New Google AI system identifies individual voices in crowds

Avatar By Le Williams | 3 years ago

Google researchers have developed an AI deep learning system, having the ability to separate voices by looking at human faces during conversations and enhancing the voice quality.

The team of researchers facilitated training techniques through a neural network to first understand and recognize the individual voice of humans when conversing alone. Subsequent to the training, the system simulated virtual parties and combined the individual voices, teaching the AI to learn to isolate multiple voices into separate audio tracks.

A test clip featured on YouTube reveals Google’s ability to separate the voices of two comedians from Team Coco, identifying their faces and generating an audio track of the individual’s speech. Additionally, the video demonstrates step and step actions towards hearing one particular voice more distinctively by fading out the audience laughter.

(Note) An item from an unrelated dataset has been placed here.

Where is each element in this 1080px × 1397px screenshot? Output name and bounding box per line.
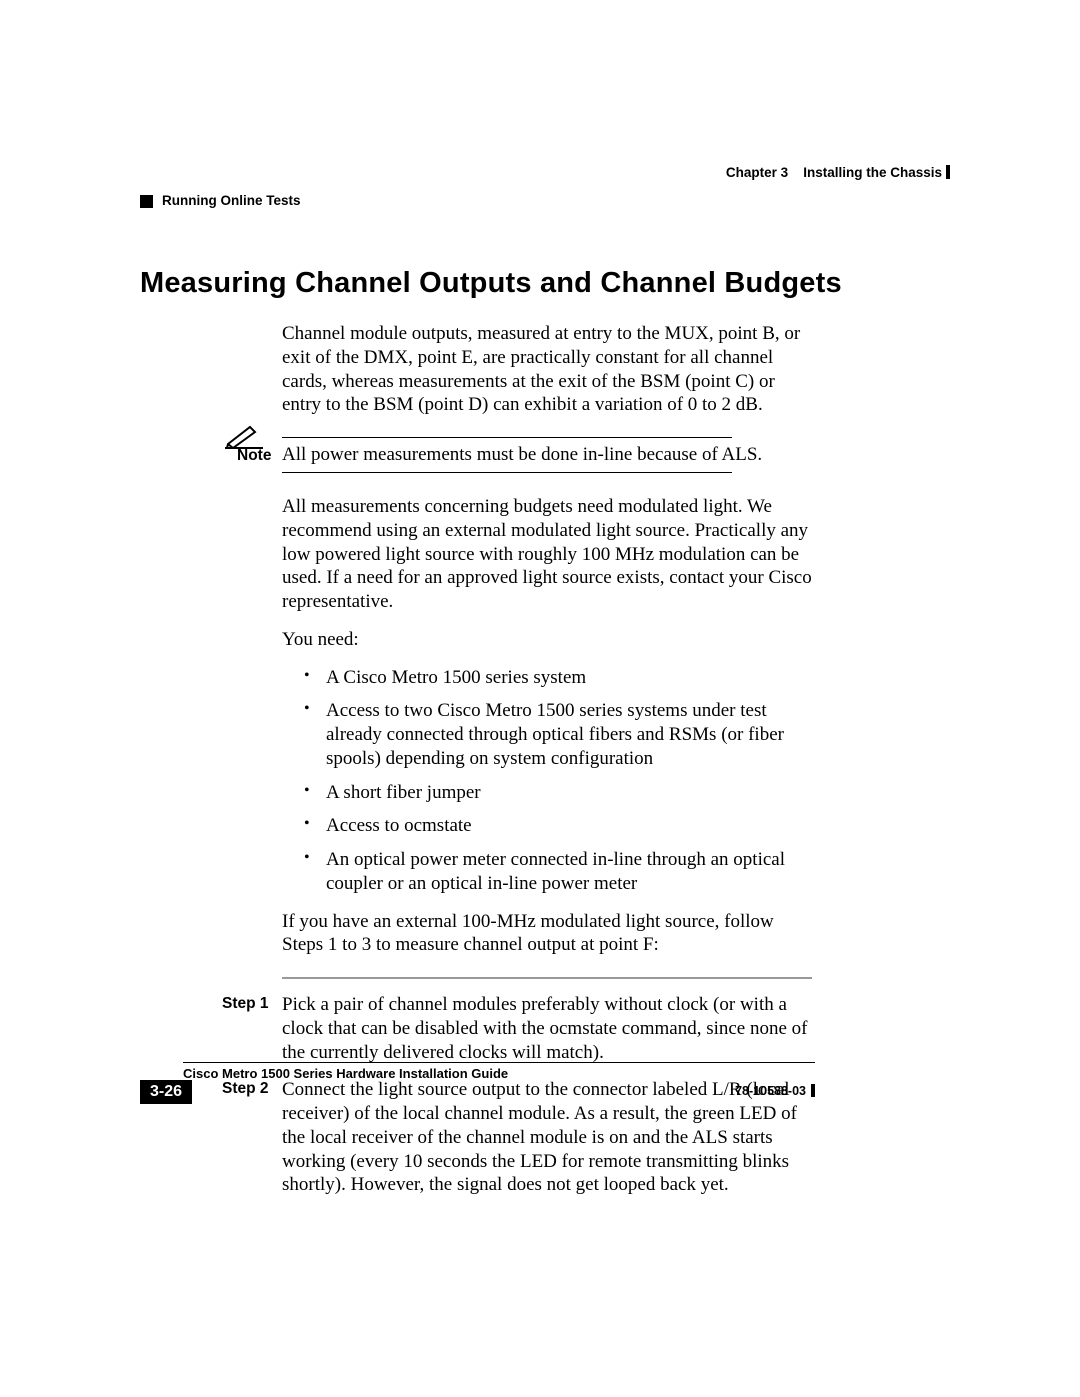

According to Google, the method involves combining the auditory and visual signals of an input video to separate the speech. Google observes the movements of a human’s mouth and associates that with produced sounds as the human speaks. The combination of visual elements among the audio supports separating actions and creating clean speech tracks related to a specific visible speaker in a video.

Google is dedicated to exploring opportunities in testing features in its products such as Hangouts and Duo, improving the voice of the sender within a crowd.

“We believe this capability can have a wide range of applications, from speech enhancement and recognition in videos, through video conferencing, to improved hearing aids, especially in situations where there are multiple people speaking,” said the Google Research Blog.

Google also considers the AI technology as a benefit towards automatic closed captioning systems where multiple speakers are overlapping each other, creating efficiency as a pre-process for speech recognition.